Question

In: Finance

A commercial bank purchased a $100M par, 10-year bond with 4% (semi-annual) coupons, and wants to...

A commercial bank purchased a $100M par, 10-year bond with 4% (semi-annual) coupons, and wants to convert this asset to be LIBOR based. A 10-year interest rate swap is available with fixed rates of 3.48% (bid) and 3.52% (offer), where all rates are semi-annual. i] Specify the swap trade. ii] What variable rate does the bank earn?

Solutions

Expert Solution

i) The specified swap trade is ''Interest rate swap'', which is a forward contract in which one stream of future interest payments is exchanged for another based on a specified principal amount.
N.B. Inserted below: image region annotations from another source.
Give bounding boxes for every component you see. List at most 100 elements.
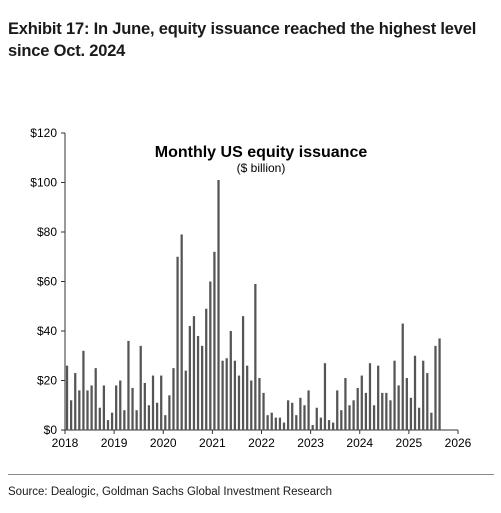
source-note: Source: Dealogic, Goldman Sachs Global I… — [8, 486, 333, 498]
y-tick-label: $40 — [37, 324, 57, 338]
issuance-bar — [246, 365, 249, 430]
x-tick-label: 2019 — [101, 436, 128, 450]
y-tick-label: $20 — [37, 374, 57, 388]
x-tick-label: 2022 — [248, 436, 275, 450]
issuance-bar — [319, 417, 322, 431]
issuance-bar — [282, 422, 286, 430]
issuance-bar — [303, 405, 306, 430]
issuance-bar — [188, 326, 191, 430]
x-tick-label: 2023 — [297, 436, 324, 450]
x-tick-label: 2018 — [52, 436, 79, 450]
issuance-bar — [323, 363, 327, 430]
x-tick-label: 2026 — [445, 436, 472, 450]
issuance-bar — [217, 180, 220, 430]
issuance-bar — [151, 375, 155, 430]
issuance-bar — [327, 420, 331, 430]
issuance-bar — [209, 281, 212, 430]
issuance-bar — [164, 415, 167, 430]
x-tick-label: 2025 — [396, 436, 423, 450]
divider-line — [8, 474, 494, 475]
issuance-bar — [205, 308, 208, 430]
issuance-bar — [201, 345, 204, 430]
issuance-bar — [430, 412, 433, 430]
issuance-bar — [348, 405, 351, 430]
issuance-bar — [360, 375, 363, 430]
issuance-bar — [405, 378, 408, 430]
issuance-bar — [127, 340, 130, 430]
equity-issuance-chart: $0$20$40$60$80$100$120 2018 2019 2020 2021 2… — [30, 126, 472, 450]
issuance-bar — [299, 397, 302, 430]
issuance-bar — [180, 234, 183, 430]
x-tick-label: 2020 — [150, 436, 177, 450]
issuance-bar — [368, 363, 372, 430]
issuance-bar — [86, 390, 89, 430]
issuance-bar — [229, 331, 232, 430]
y-tick-label: $0 — [44, 423, 58, 437]
issuance-bar — [377, 365, 380, 430]
issuance-bar — [160, 375, 163, 430]
issuance-bar — [196, 335, 200, 430]
issuance-bar — [295, 415, 298, 430]
issuance-bar — [389, 400, 392, 430]
issuance-bar — [270, 412, 273, 430]
issuance-bar — [413, 355, 417, 430]
issuance-bar — [352, 400, 355, 430]
issuance-bar — [176, 256, 179, 430]
issuance-bar — [422, 360, 425, 430]
issuance-bar — [434, 345, 437, 430]
issuance-bar — [344, 378, 347, 430]
issuance-bar — [315, 407, 318, 430]
issuance-bar — [78, 390, 81, 430]
issuance-bar — [250, 380, 253, 430]
issuance-bar — [307, 390, 310, 430]
issuance-bar — [417, 407, 421, 430]
issuance-bar — [106, 420, 110, 430]
issuance-bar — [409, 397, 413, 430]
issuance-bar — [254, 283, 257, 430]
issuance-bar — [340, 410, 343, 430]
issuance-bar — [221, 360, 224, 430]
issuance-bar — [258, 378, 261, 430]
issuance-bar — [90, 385, 93, 430]
issuance-bar — [397, 385, 400, 430]
issuance-bar — [266, 415, 269, 430]
issuance-bar — [155, 402, 159, 430]
issuance-bar — [172, 368, 175, 431]
issuance-bar — [168, 395, 171, 430]
y-tick-label: $100 — [30, 176, 57, 190]
issuance-bar — [225, 358, 228, 430]
issuance-bar — [291, 402, 294, 430]
issuance-bar — [110, 412, 114, 430]
issuance-bar — [381, 392, 384, 431]
issuance-bar — [438, 338, 441, 430]
bar-series — [65, 180, 441, 431]
issuance-bar — [426, 373, 429, 430]
issuance-bar — [131, 387, 134, 430]
issuance-bar — [98, 407, 101, 430]
issuance-bar — [70, 400, 73, 430]
issuance-bar — [286, 400, 290, 430]
issuance-bar — [147, 405, 151, 430]
issuance-bar — [82, 350, 85, 430]
x-tick-label: 2024 — [346, 436, 373, 450]
issuance-bar — [237, 375, 241, 430]
issuance-bar — [192, 316, 196, 430]
issuance-bar — [65, 365, 69, 430]
issuance-bar — [135, 410, 138, 430]
issuance-bar — [233, 360, 237, 430]
y-tick-label: $60 — [37, 275, 57, 289]
exhibit-title: Exhibit 17: In June, equity issuance rea… — [8, 20, 477, 60]
issuance-bar — [278, 417, 282, 431]
issuance-bar — [262, 392, 265, 431]
y-tick-label: $120 — [30, 126, 57, 140]
issuance-bar — [123, 410, 126, 430]
issuance-bar — [241, 316, 245, 430]
issuance-bar — [356, 387, 359, 430]
issuance-bar — [102, 385, 106, 430]
issuance-bar — [74, 373, 77, 430]
issuance-bar — [274, 417, 277, 431]
y-tick-label: $80 — [37, 225, 57, 239]
chart-subtitle: ($ billion) — [237, 161, 286, 175]
issuance-bar — [115, 385, 118, 430]
issuance-bar — [364, 392, 368, 431]
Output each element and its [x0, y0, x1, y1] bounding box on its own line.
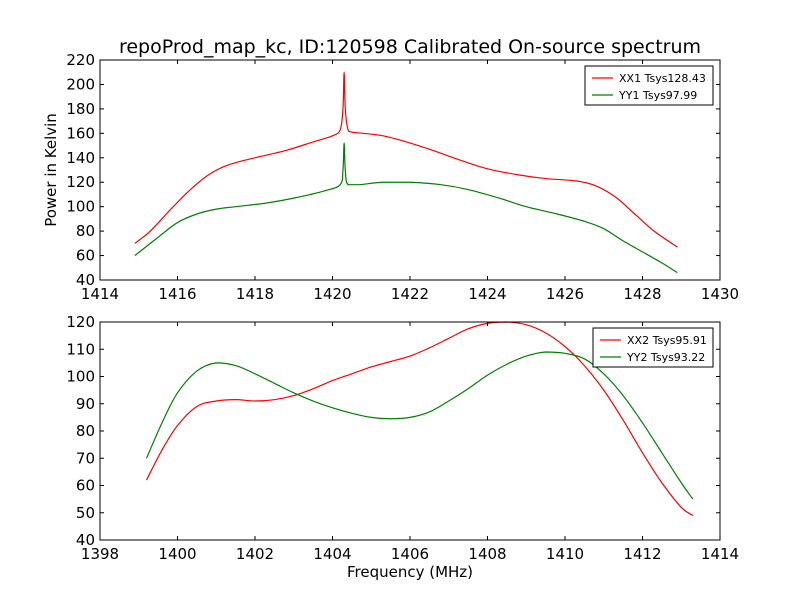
chart-title: repoProd_map_kc, ID:120598 Calibrated On… [119, 36, 701, 58]
y-tick-label-1-5: 140 [66, 149, 95, 167]
x-tick-label-2-8: 1414 [701, 545, 739, 563]
y-tick-label-1-1: 60 [76, 247, 95, 265]
legend-box-1 [584, 65, 714, 106]
y-tick-label-1-7: 180 [66, 100, 95, 118]
x-tick-label-2-0: 1398 [81, 545, 119, 563]
x-tick-label-1-5: 1424 [468, 285, 506, 303]
series-line-2-1 [145, 321, 694, 516]
x-tick-label-2-2: 1402 [236, 545, 274, 563]
y-tick-label-1-0: 40 [76, 271, 95, 289]
y-tick-label-1-9: 220 [66, 51, 95, 69]
series-line-2-2 [145, 351, 694, 500]
x-tick-label-2-5: 1408 [468, 545, 506, 563]
plots: 1414 1416 1418 1420 1422 1424 1426 1428 1430 40 60… [42, 51, 739, 581]
x-tick-label-1-3: 1420 [313, 285, 351, 303]
x-tick-label-1-4: 1422 [391, 285, 429, 303]
x-tick-label-2-3: 1404 [313, 545, 351, 563]
legend-2: XX2 Tsys95.91 YY2 Tsys93.22 [592, 327, 714, 368]
subplot-1: 1414 1416 1418 1420 1422 1424 1426 1428 1430 40 60… [42, 51, 739, 303]
x-tick-label-2-1: 1400 [158, 545, 196, 563]
x-tick-label-1-6: 1426 [546, 285, 584, 303]
y-axis-label-1: Power in Kelvin [42, 113, 60, 227]
x-tick-label-1-0: 1414 [81, 285, 119, 303]
y-tick-label-2-4: 80 [76, 422, 95, 440]
y-tick-label-1-8: 200 [66, 75, 95, 93]
x-axis-label-2: Frequency (MHz) [347, 563, 473, 581]
x-tick-label-1-1: 1416 [158, 285, 196, 303]
subplot-2: 1398 1400 1402 1404 1406 1408 1410 1412 1414 40 50… [66, 313, 739, 581]
y-tick-label-1-4: 120 [66, 173, 95, 191]
x-tick-label-2-7: 1412 [623, 545, 661, 563]
y-tick-label-1-3: 100 [66, 198, 95, 216]
legend-entry-2-1: XX2 Tsys95.91 [627, 334, 707, 347]
x-tick-label-2-4: 1406 [391, 545, 429, 563]
x-tick-label-1-8: 1430 [701, 285, 739, 303]
x-tick-label-1-7: 1428 [623, 285, 661, 303]
y-tick-label-2-3: 70 [76, 449, 95, 467]
y-tick-label-1-2: 80 [76, 222, 95, 240]
y-tick-label-2-0: 40 [76, 531, 95, 549]
x-tick-label-1-2: 1418 [236, 285, 274, 303]
series-line-1-1 [134, 71, 678, 248]
y-tick-label-2-1: 50 [76, 504, 95, 522]
legend-entry-1-1: XX1 Tsys128.43 [619, 72, 706, 85]
y-tick-label-2-2: 60 [76, 477, 95, 495]
y-tick-label-2-5: 90 [76, 395, 95, 413]
y-tick-label-1-6: 160 [66, 124, 95, 142]
y-tick-label-2-7: 110 [66, 340, 95, 358]
y-tick-label-2-6: 100 [66, 368, 95, 386]
legend-entry-2-2: YY2 Tsys93.22 [626, 351, 705, 364]
legend-box-2 [592, 327, 714, 368]
y-tick-label-2-8: 120 [66, 313, 95, 331]
legend-entry-1-2: YY1 Tsys97.99 [618, 89, 697, 102]
series-line-1-2 [134, 142, 678, 274]
x-tick-label-2-6: 1410 [546, 545, 584, 563]
legend-1: XX1 Tsys128.43 YY1 Tsys97.99 [584, 65, 714, 106]
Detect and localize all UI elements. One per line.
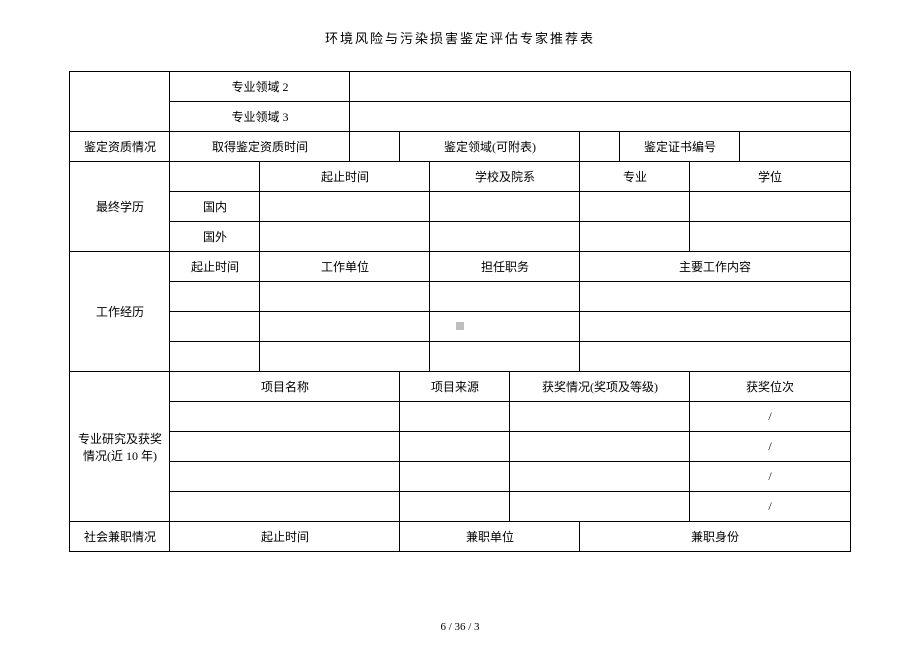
cell [260,282,430,312]
cell [260,192,430,222]
cell-work-content: 主要工作内容 [580,252,850,282]
cell-research-source: 项目来源 [400,372,510,402]
cell-parttime-label: 社会兼职情况 [70,522,170,552]
document-title: 环境风险与污染损害鉴定评估专家推荐表 [0,28,920,47]
cell-specialty2-label: 专业领域 2 [170,72,350,102]
cell [400,492,510,522]
cell-research-award: 获奖情况(奖项及等级) [510,372,690,402]
cell-slash: / [690,432,850,462]
cell [170,432,400,462]
cell [400,462,510,492]
cell-parttime-period: 起止时间 [170,522,400,552]
cell [580,342,850,372]
cell [580,282,850,312]
cell-edu-period: 起止时间 [260,162,430,192]
cell [170,402,400,432]
cell [400,432,510,462]
cell-edu-blank [170,162,260,192]
cell-qual-cert-value [740,132,850,162]
cell [510,432,690,462]
cell-edu-degree: 学位 [690,162,850,192]
page: 环境风险与污染损害鉴定评估专家推荐表 专业领域 2 专业领域 3 [0,0,920,651]
form-table: 专业领域 2 专业领域 3 鉴定资质情况 取得鉴定资质时间 鉴定领域(可附表) … [69,71,850,552]
cell [260,222,430,252]
cell-research-name: 项目名称 [170,372,400,402]
cell-specialty3-value [350,102,850,132]
cell [260,342,430,372]
cell-work-label: 工作经历 [70,252,170,372]
cell-edu-abroad: 国外 [170,222,260,252]
cell [430,192,580,222]
cell-slash: / [690,462,850,492]
cell [170,312,260,342]
cell-qual-time-value [350,132,400,162]
cell [170,492,400,522]
cell-qualification-label: 鉴定资质情况 [70,132,170,162]
cell-slash: / [690,402,850,432]
cell-work-position: 担任职务 [430,252,580,282]
cell-education-label: 最终学历 [70,162,170,252]
cell [400,402,510,432]
watermark-icon [456,322,464,330]
cell [430,222,580,252]
cell [580,222,690,252]
cell-qual-field-value [580,132,620,162]
cell [260,312,430,342]
cell [430,312,580,342]
cell-edu-school: 学校及院系 [430,162,580,192]
cell-research-rank: 获奖位次 [690,372,850,402]
cell-blank [70,72,170,132]
cell-edu-major: 专业 [580,162,690,192]
cell-qual-cert-label: 鉴定证书编号 [620,132,740,162]
cell [510,462,690,492]
cell-slash: / [690,492,850,522]
cell [430,342,580,372]
page-footer: 6 / 36 / 3 [0,621,920,633]
cell [580,312,850,342]
cell-parttime-role: 兼职身份 [580,522,850,552]
cell-work-unit: 工作单位 [260,252,430,282]
cell-edu-domestic: 国内 [170,192,260,222]
cell [510,492,690,522]
cell-specialty2-value [350,72,850,102]
cell [170,342,260,372]
cell-qual-time-label: 取得鉴定资质时间 [170,132,350,162]
cell [170,282,260,312]
cell [580,192,690,222]
cell [510,402,690,432]
cell [430,282,580,312]
cell-parttime-unit: 兼职单位 [400,522,580,552]
cell-specialty3-label: 专业领域 3 [170,102,350,132]
cell [690,192,850,222]
cell-work-period: 起止时间 [170,252,260,282]
cell-research-label: 专业研究及获奖情况(近 10 年) [70,372,170,522]
cell-qual-field-label: 鉴定领域(可附表) [400,132,580,162]
cell [170,462,400,492]
cell [690,222,850,252]
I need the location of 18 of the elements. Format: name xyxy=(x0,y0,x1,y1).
Interest rate swap usually involve the exchange of fixed interest rate for floating interest rate or vice versa, to reduce or increase exposures to fluctuations in interest rate.

In the given case bank has purchased a asset with fixed interest receivable i.e 4% semi annually and now it want to covert the asset to Libor(variable interest) based for which deal is available i.e to receive variable(LIBOR) against fixed payment @ 3.84%/3.52% to agent.

ii) Swap will be as follows,

Bank will receive 4% semi annual on the bond and will pay 3.52% semi annual to agent(offer rate) and will receive the prevailing LIBOR rate against it.

Outflow = 3.52%(offered by agent for variable payment to bank) on $100M

Inflow = (4% on original bond + LIBOR from agent) on 100M.

Net Inflow = Outflow - Inflow

Net Inflow = 4%+LIBOR-3.52% = (0.48%+LIBOR) ON 100M will be earnig for bank over 10 years.